Chart of monthly migrant apprehensions October 2011-May 2017In mid-April, amid evidence that Donald Trump’s anti-immigrant rhetoric was driving new migration to lows not seen in decades, I wrote the following prediction:

WOLA predicts that, within a few months, migration numbers will increase from their present levels, despite the Trump administration’s tough rhetoric. These numbers are unlikely to return to the unusually high levels of late 2016 which, as we note in the discussion of migrant smuggling below, were also part of a “Trump effect.” Instead, monthly apprehensions are more likely to return to a level that is a rough average of the current extremely low amount and late 2016’s extreme highs.

That seems to be happening now.
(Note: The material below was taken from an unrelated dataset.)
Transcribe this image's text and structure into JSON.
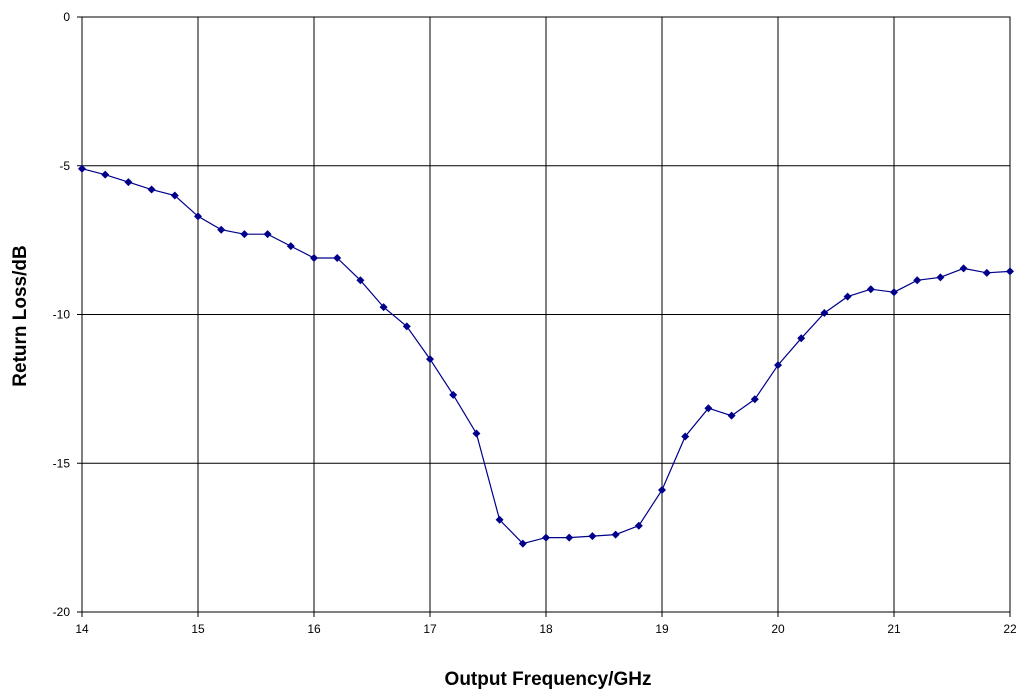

Customs and Border Protection released new data today on the number of migrants apprehended at the U.S.-Mexico border during the month of May. For the first time since Trump was inaugurated, this number is creeping up again.

From April to May:

  • Overall apprehensions of migrants rose 31 percent at the border. (The general belief is that the number of non-apprehended migrants probably rose at a similar rate, so this gives us a rough idea of overall migration trends.)
  • Apprehensions of unaccompanied children, most of them from Central America’s “Northern Triangle” countries, rose a surprising 50 percent.
  • Apprehensions of members of “family units”—at least one parent and child, again mostly from the “Northern Triangle”—rose 41 percent.
The overall number of apprehensions is still lower than February, and far lower than the final months of the Obama administration. Still, the May percentage increase was much sharper than a standard April-May seasonal rise.

There’s no way to know whether this is a trend: for all we know, migration could decline again. But it’s a timely reminder that high levels of violence persist in Central America, and that migrant smugglers aren’t planning to go out of business.